D'où, par exemple, la nouvelle mode consistant à nier les élections sans preuve à l'appui et uniquement lorsque les fanatiques les perdent. Cela se passe partout dans le monde où cette culture religieuse mûrie dans le sud esclavagiste des USA s'est répandue, prouvant une fois de plus la nature néocoloniale d'un centre hégémonique, décadent mais toujours avec des dents.

11 exigences à prendre en compte :

1. Un nouveau paradigme démocratique et écologiste, dépassant le consumérisme et le dogme du marché. À cette fin, il est urgent de limiter les dons des entreprises aux politiciens.

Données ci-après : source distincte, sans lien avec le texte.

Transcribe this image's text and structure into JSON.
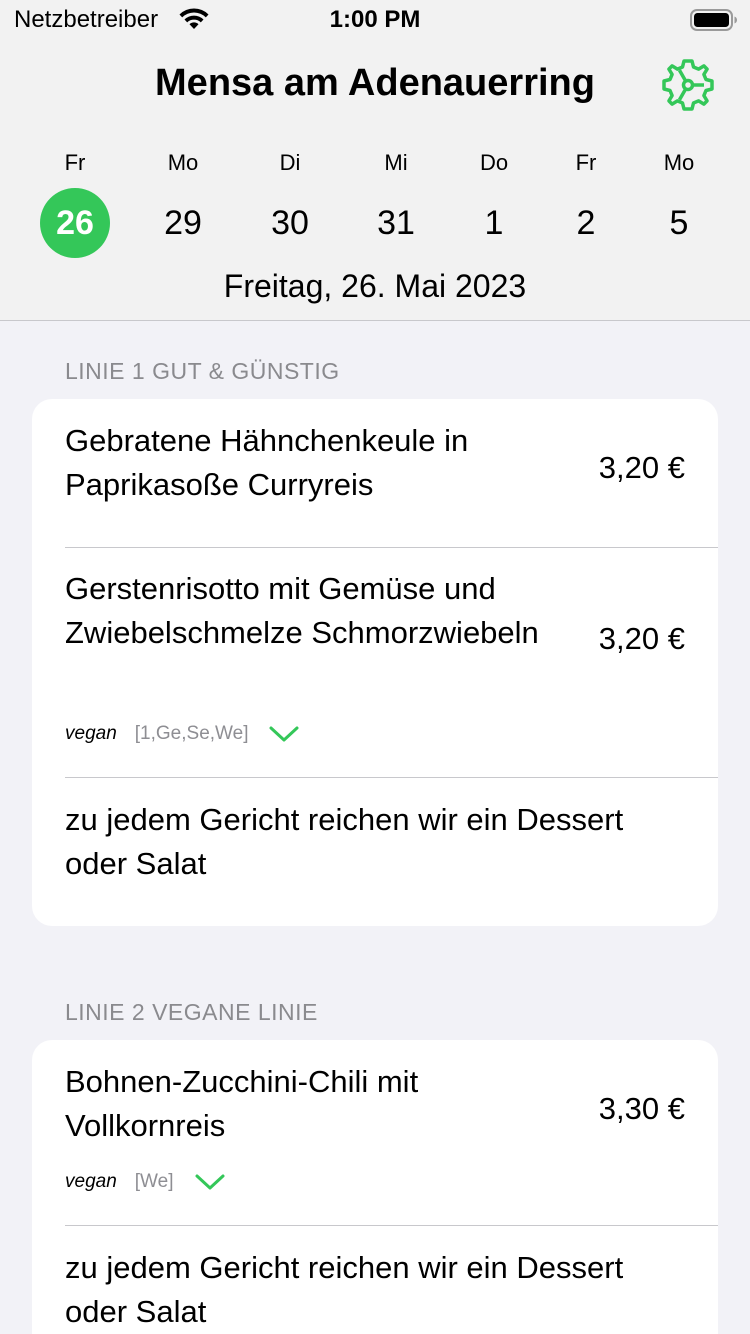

2.     Un droit universel à la vérité et à la transparence. Les entreprises qui dépassent une limite disproportionnée de pouvoir politique et social devraient être limitées de différentes manières, comme l'inclusion de représentants du peuple ayant une expertise dans le domaine pour surveiller les actions de l'entreprise. Ces comités devraient être de nature internationale.

-Je dois tout au peuple !
-Alors, restitue-le !

3.      Réduction radicale de la concentration du pouvoir accumulé par les entreprises  privées et transnationales. Il n'y a aucune démocratie et aucune transparence dans leurs actions face à un pouvoir débordé.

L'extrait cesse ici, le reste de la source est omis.